One of the most basic and important things you will ever do with your computer is launch programs. Typically, operating systems have one or two methods for achieving this, such as opening a menu (Windows) or folder (Mac OS X), or by clicking an icon on your panel, dock, or desktop.
KDE is a desktop environment that runs on Linux and other Unix-like operating systems. Linux is a versatile OS that runs on servers, such as those offered by server host 34SP.com, desktops, laptops, netbooks, mobile phones, and other devices. With KDE there are several ways to launch programs, and we will highlight seven of those in this article.
1. The K Menu
Like the “start” menu in Windows, the K Menu (Kickoff) in KDE gives you a hierarchical view of the programs installed on your system. In addition to browsing through the categories, you can also search for the exact program you want using the search bar within the menu.
2. Alternative menus
KDE offers two alternative menus. The first is the original K menu, which looks more like the programs menu from earlier versions of Windows, rather than the multi-column, searchable menu it has now.
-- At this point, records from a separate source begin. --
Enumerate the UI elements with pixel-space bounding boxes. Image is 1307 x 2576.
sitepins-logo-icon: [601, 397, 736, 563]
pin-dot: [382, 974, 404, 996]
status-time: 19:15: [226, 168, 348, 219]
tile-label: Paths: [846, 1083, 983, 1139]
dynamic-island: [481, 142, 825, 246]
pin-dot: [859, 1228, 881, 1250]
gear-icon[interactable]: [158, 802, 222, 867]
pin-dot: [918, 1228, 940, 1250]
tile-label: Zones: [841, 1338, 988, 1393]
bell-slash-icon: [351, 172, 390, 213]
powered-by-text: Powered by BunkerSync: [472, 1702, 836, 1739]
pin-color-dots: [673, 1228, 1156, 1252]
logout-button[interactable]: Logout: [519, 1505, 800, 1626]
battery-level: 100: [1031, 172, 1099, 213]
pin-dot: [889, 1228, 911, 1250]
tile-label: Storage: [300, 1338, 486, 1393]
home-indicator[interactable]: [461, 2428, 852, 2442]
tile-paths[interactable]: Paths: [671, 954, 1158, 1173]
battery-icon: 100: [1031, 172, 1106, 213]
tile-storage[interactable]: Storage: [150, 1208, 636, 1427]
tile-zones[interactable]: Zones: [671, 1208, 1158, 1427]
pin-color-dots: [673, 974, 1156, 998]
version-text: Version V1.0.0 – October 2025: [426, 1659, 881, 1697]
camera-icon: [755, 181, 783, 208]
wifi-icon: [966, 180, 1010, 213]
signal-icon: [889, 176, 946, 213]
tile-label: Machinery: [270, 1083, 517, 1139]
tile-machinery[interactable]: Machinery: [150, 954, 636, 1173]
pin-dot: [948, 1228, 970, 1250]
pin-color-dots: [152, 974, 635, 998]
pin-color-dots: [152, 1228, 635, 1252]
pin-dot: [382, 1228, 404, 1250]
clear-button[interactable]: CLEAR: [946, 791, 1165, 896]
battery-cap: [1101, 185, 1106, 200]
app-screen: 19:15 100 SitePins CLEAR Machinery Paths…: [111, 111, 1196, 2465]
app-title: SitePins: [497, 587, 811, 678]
The second alternative is Lancelot, an advanced searchable menu system that includes much more than just programs. Lancelot is bigger and has extra features, such as the option to navigate and even launch programs without clicking.
One of the most innovative and easy-to-use features in KDE is Krunner. To launch it at any time, simply press “Alt+F2”. You can also right-click on the desktop and then click “Run Command”. Krunner is only a search box with no browseable features, but once you start typing, you will get a wide range of results, from programs to documents and contacts. It even functions as a calculator. It is possible to do all of your launching from Krunner without ever using anything else. It can even find Linux commands that are not in your graphical menu.
One of the features Lancelot adds is called Shelf. To use it, simply add the widget to your desktop or panel the way you normally would. When you open the configuration dialog, select either “favorites” to show your app favorites or choose a particular application category. Apps will launch from your shelf just as they would from the menu. You can even add the search bar to search for any apps, as you would from the Lancelot menu.
KDE’s file manager has built-in support for launching applications. In the contextual location bar, type programs:/ and press enter. You will now see the same categories that are present in your menu. Clicking through any of those categories will show their equivalent menu content in the form of icons. You can launch any app by clicking its icon.
You can turn any launcher icon into a widget simply by dragging it from your menu onto your desktop or panel. On the desktop, you can move and resize the widgets however you want. On the panel, they will function like normal buttons.
7. Pinned tasks
A rather new feature in KDE is the ability to pin tasks to the panel. Once a task is pinned, it will become an icon that is indistinguishable from a widget button.
All About Options
You might ask yourself, “Why does KDE have so many methods for starting programs?” The reason is that Linux users (and KDE users in particular) like options. For some, a traditional start menu is the way to go. Others would die without a shortcut launcher like Krunner. Which one you use the most completely depends on your preferences.
Many people, myself included, use a combination of several of these to get the best experience. For example, you may have quick-access apps on your panel, but may launch others with Krunner. When you are not sure what program you want to launch, you can browse through them with the menu or file manager. With a great set of options and tools to get the job done, your productivity should be higher, and that should lead to complete satisfaction.